METHODS::Bacteria of the Burkholderia cepacia complex (Bcc) are ubiquitous multidrug resistant organisms and opportunistic pathogens capable of causing life threatening lung infections among cystic fibrosis (CF) patients. No effective therapies are currently available to eradicate Bcc bacteria from CF patients, as these organisms are inherently resistant to the majority of clinically available antimicrobials. An immunoproteomics approach was used to identify Bcc proteins that stimulate the humoral immune response of the CF host, using bacterial cells grown under conditions mimicking the CF lung environment and serum samples from CF patients with a clinical record of Bcc infection. 24 proteins of the Bcc strain B. cenocepacia J2315 were identified as immunoreactive, 19 here reported as immunogenic for the first time.

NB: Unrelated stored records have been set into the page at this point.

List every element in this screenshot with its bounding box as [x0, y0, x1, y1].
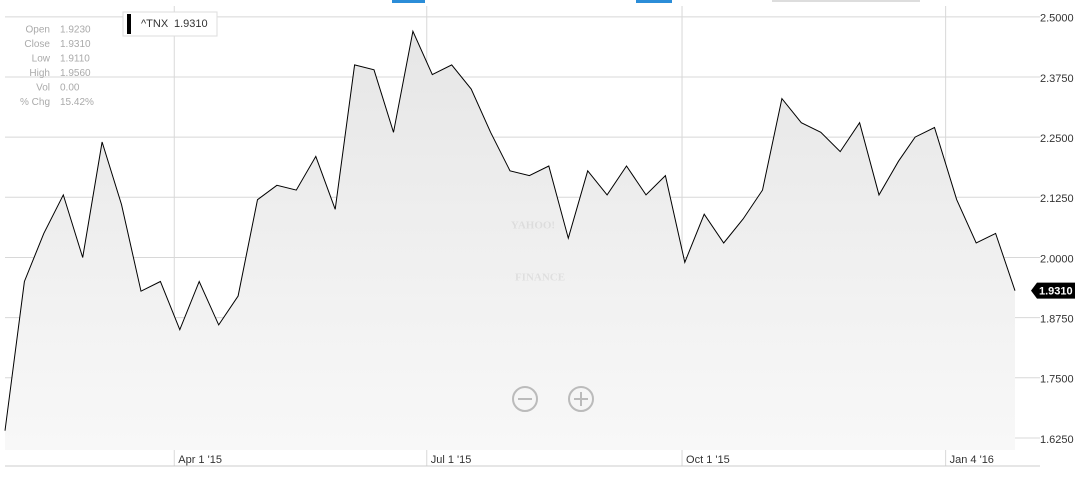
- panel-value: 15.42%: [60, 97, 94, 108]
- panel-value: 1.9310: [60, 39, 91, 50]
- plot-area: 1.6250 1.7500 1.8750 2.0000 2.1250 2.2500 2.37…: [4, 6, 1075, 467]
- panel-label: Low: [32, 54, 51, 65]
- y-tick-label: 1.6250: [1040, 434, 1074, 446]
- panel-value: 1.9560: [60, 68, 91, 79]
- x-tick-label: Oct 1 '15: [686, 454, 730, 466]
- zoom-in[interactable]: [568, 386, 594, 412]
- tab-indicator[interactable]: [772, 0, 920, 2]
- panel-label: Vol: [36, 83, 50, 94]
- panel-value: 1.9230: [60, 25, 91, 36]
- legend-box: [122, 11, 218, 37]
- legend: ^TNX 1.9310: [122, 11, 218, 37]
- zoom-out[interactable]: [512, 386, 538, 412]
- y-tick-label: 2.3750: [1040, 73, 1074, 85]
- y-tick-label: 1.7500: [1040, 374, 1074, 386]
- panel-value: 1.9110: [60, 54, 90, 65]
- panel-label: High: [29, 68, 50, 79]
- panel-label: % Chg: [20, 97, 50, 108]
- legend-value: 1.9310: [174, 18, 208, 30]
- last-value-label: 1.9310: [1039, 286, 1073, 298]
- panel-label: Close: [24, 39, 50, 50]
- x-tick-label: Jan 4 '16: [950, 454, 994, 466]
- watermark: YAHOO!: [511, 220, 555, 232]
- y-tick-label: 2.1250: [1040, 193, 1074, 205]
- legend-swatch: [127, 14, 131, 34]
- panel-label: Open: [26, 25, 50, 36]
- y-tick-label: 2.2500: [1040, 133, 1074, 145]
- y-tick-label: 2.5000: [1040, 13, 1074, 25]
- y-tick-label: 2.0000: [1040, 253, 1074, 265]
- x-tick-label: Apr 1 '15: [178, 454, 222, 466]
- panel-value: 0.00: [60, 83, 80, 94]
- tab-indicator[interactable]: [636, 0, 672, 3]
- x-tick-label: Jul 1 '15: [431, 454, 472, 466]
- tab-indicator[interactable]: [392, 0, 425, 3]
- line: [4, 29, 1016, 431]
- area: [5, 31, 1015, 451]
- ohlc-panel: Open 1.9230 Close 1.9310 Low 1.9110 High 1.9560…: [20, 25, 94, 109]
- watermark: FINANCE: [515, 272, 565, 284]
- legend-name: ^TNX: [141, 18, 169, 30]
- last-value-tag: [1031, 282, 1075, 299]
- y-tick-label: 1.8750: [1040, 314, 1074, 326]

Ten proteins were predicted as extracytoplasmic, 9 of them being conserved in Bcc genomes. The immunogenic Bcc extracytoplasmic proteins are potential targets for development of novel therapeutic strategies and diagnostic tools to protect patients against the onset of chronic Bcc lung infections.